The US Customers and Border Protection (CBP) agency has expanded its biometric screening program to the sea, with a newly concluded trial demonstrating the use of facial recognition to identify passengers on cruise ships.
The trial was conducted with Royal Caribbean Cruises (RCL) using biometric technology provided by IDEMIA. The trial focused on re-entry of US citizens at the Cape Liberty Cruise Port in New Jersey, where disembarking individuals had their faces scanned by IDEMIA’s hardware. Their faces were immediately matched to biometric information collected when they boarded the ship, confirming their identities.
In a statement announcing the trial’s conclusion, IDEMIA asserted that it demonstrated “high quality/high speed facial matching with large passenger populations” and “expedited Customs egress”, adding that surveys of trial participants “showed high degrees of satisfaction regarding speed of clearing customs and intuitive engagement with the facial camera.”

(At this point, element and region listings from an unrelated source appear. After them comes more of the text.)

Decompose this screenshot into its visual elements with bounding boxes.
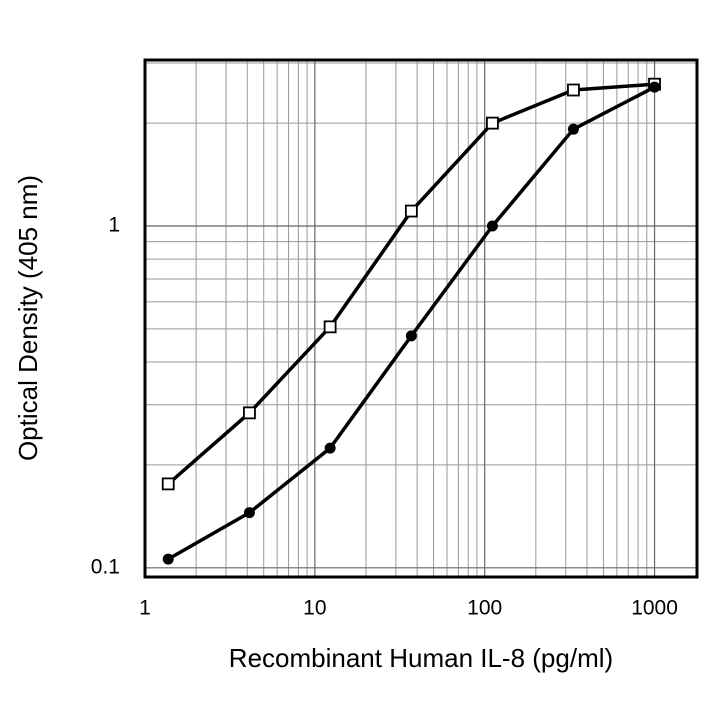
series-line bbox=[167, 85, 656, 561]
data-point bbox=[404, 204, 418, 218]
x-tick-label: 10 bbox=[303, 597, 326, 620]
data-point bbox=[243, 507, 255, 519]
y-tick-label: 1 bbox=[108, 214, 120, 237]
data-point bbox=[567, 83, 580, 97]
data-point bbox=[486, 220, 498, 232]
data-point bbox=[323, 320, 337, 334]
x-tick-label: 1 bbox=[139, 597, 151, 620]
data-point bbox=[324, 442, 336, 454]
data-point bbox=[649, 81, 661, 93]
data-point bbox=[161, 477, 175, 491]
data-point bbox=[162, 553, 174, 565]
data-point bbox=[567, 123, 579, 135]
series-line bbox=[167, 82, 655, 486]
x-tick-label: 1000 bbox=[631, 597, 678, 620]
data-point bbox=[243, 406, 256, 420]
x-tick-label: 100 bbox=[467, 597, 502, 620]
data-point bbox=[405, 330, 417, 342]
data-point bbox=[485, 116, 499, 130]
y-axis-title: Optical Density (405 nm) bbox=[13, 175, 43, 461]
y-tick-label: 0.1 bbox=[91, 555, 120, 578]
plot-frame bbox=[143, 58, 699, 579]
x-axis-title: Recombinant Human IL-8 (pg/ml) bbox=[229, 643, 613, 673]
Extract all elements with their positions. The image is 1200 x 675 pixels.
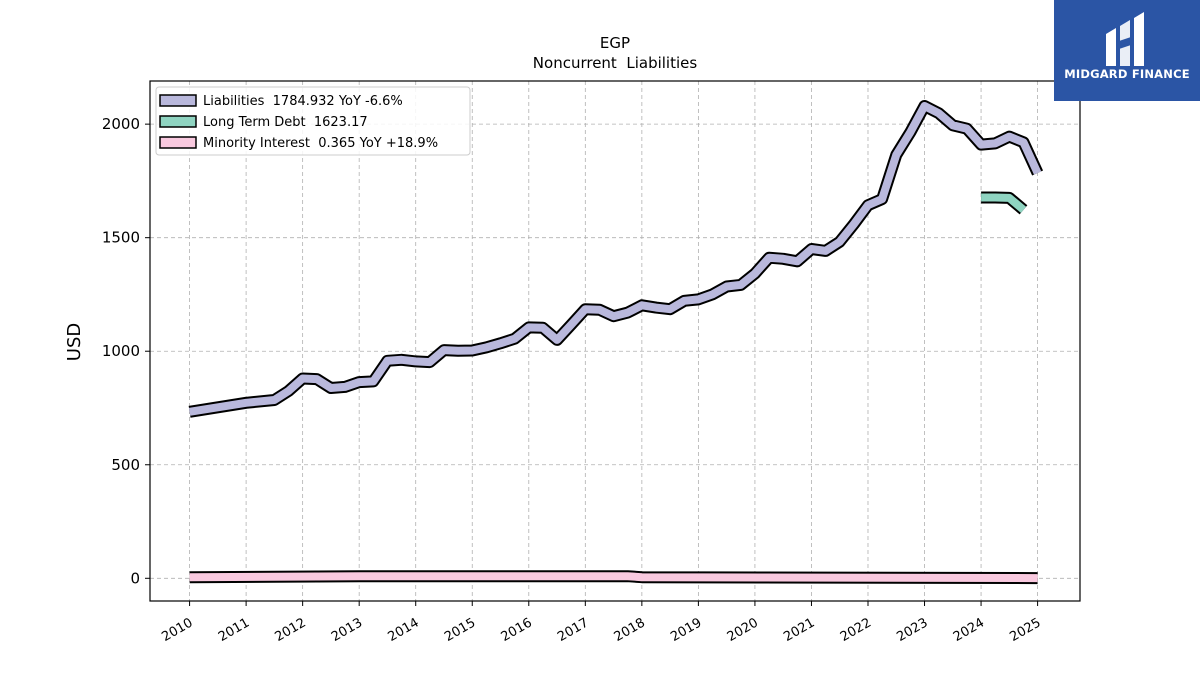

It’s another sign of the expansion of biometric border screening in the US, with the Department of Homeland Security and its CBP agency having shown an intense interest in such technologies over the past several months. The trial also may point to growing involvement in these efforts on IDEMIA’s part after MorphoTrak, a subsidiary of one of the firms that merged to create IDEMIA, provided biometric identification kits to the CBP in the spring of last year.